Поняв, что его сотрапезник, прежде чем приступить к рассказу, нуждается в подкреплении сил, Вальвер до краев наполнил его стакан. Ландри Кокнар залпом выпил его, настороженным взором окинул зал и пригнулся пониже, чтобы никто, кроме Вальвера, не смог услышать его слов. Молодой человек также склонился над столом. Приглушенным голосом Ландри начал свой рассказ:
— В те времена, когда любовницей Кончини — то есть, я хочу сказать, одной из его многочисленных любовниц — была некая знатная дама… очень знатная и очень высокопоставленная…
— Флорентийка? — с любопытством спросил Вальвер.
— Нет, сударь, она была иностранкой, — без запинки ответил Ландри Кокнар и продолжил повествование:
— …случилось некое событие, которое, впрочем, нетрудно было предугадать: дама понесла от Кончини. Оба любовника были этим крайне недовольны, однако делать нечего; им пришлось смириться с происшедшим. Не знаю уж, как это ей удалось, но высокородная красавица сумела скрыть от всех свое положение.
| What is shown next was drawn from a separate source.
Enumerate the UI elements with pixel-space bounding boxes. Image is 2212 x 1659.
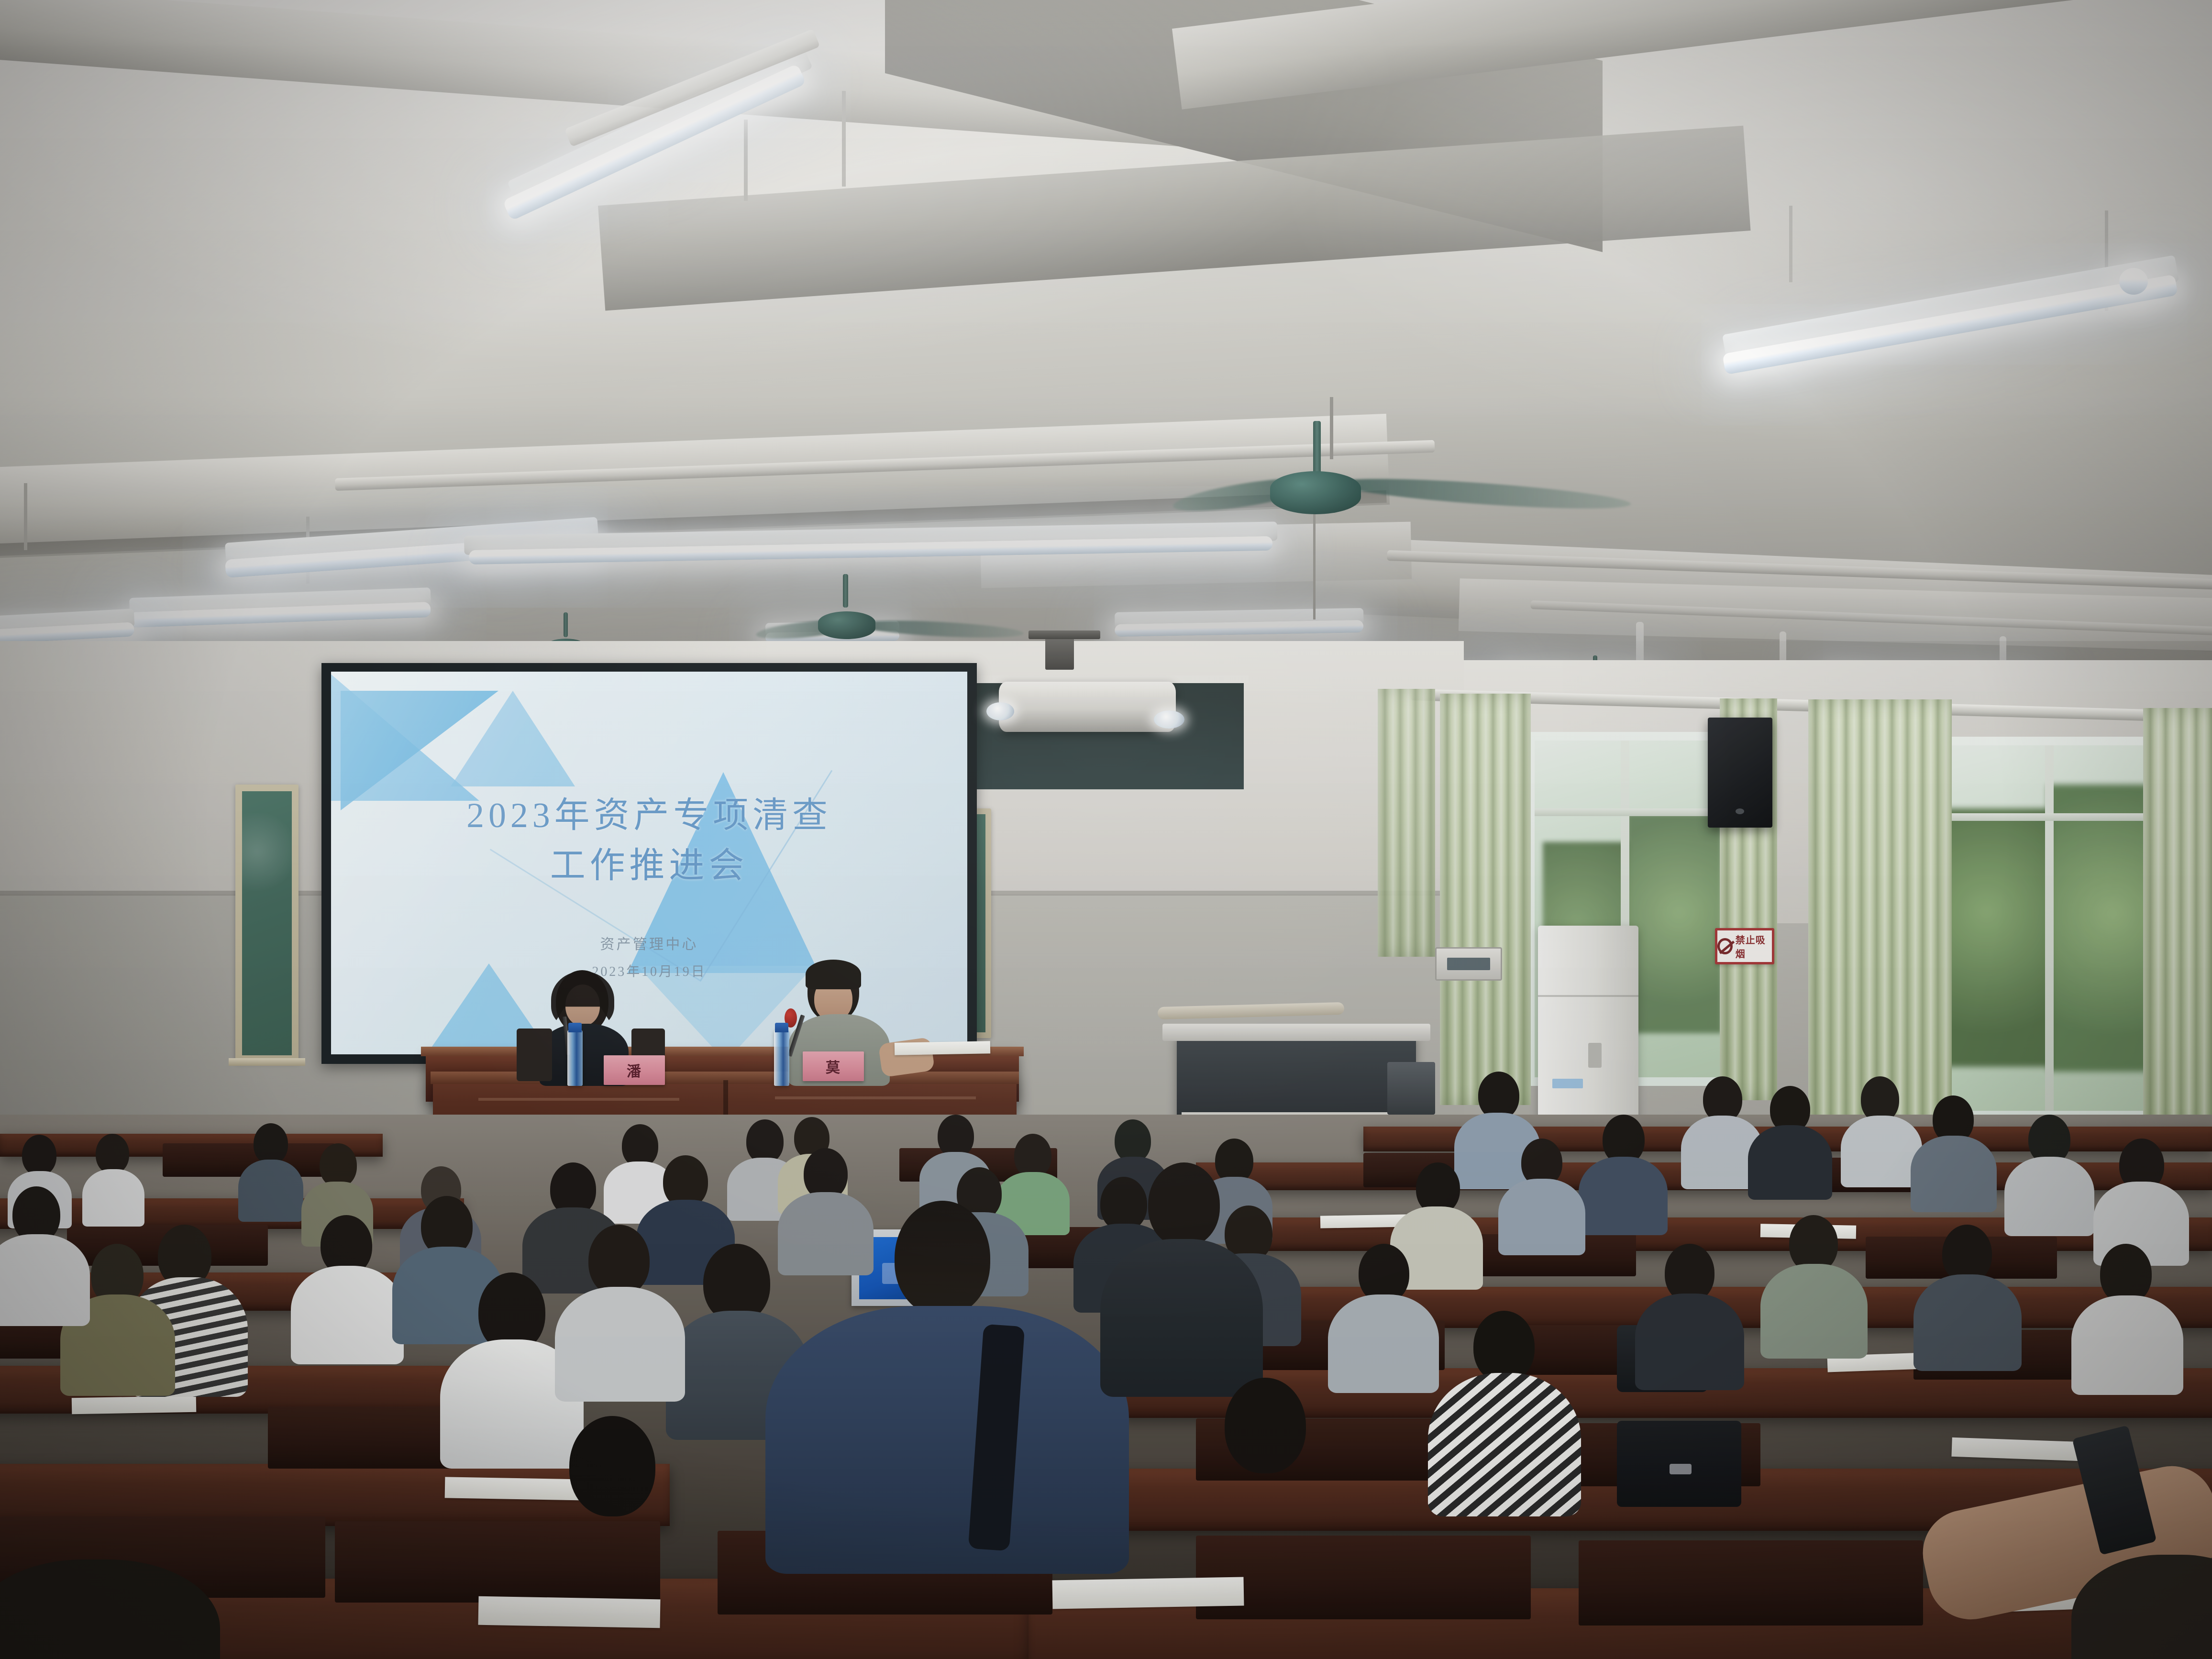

Одному Богу известно, кто ей в этом помогал. И вот, окруженный глубокой тайной, ребенок появился на свет. Те, кто был посвящен в эту историю, ожидали, что он родится мертвым, ибо с самого начала делали все, чтобы получилось именно так. Но он родился живым, крепким, горластым, — словом, он хотел жить. Это была девочка, сударь, — такая миленькая, хорошенькая и красивая, какую только можно себе представить. Сам Господь сотворил ее на радость родителям. Теперь слушайте внимательно, сударь, ибо сейчас речь пойдет о моем предательстве. Едва малютка успела выйти из материнского лона, как ее отец протянул ее мне и приказал, чтобы я, привязав ей на шею камень потяжелее, бросил крошку со Старого моста в воды Арно.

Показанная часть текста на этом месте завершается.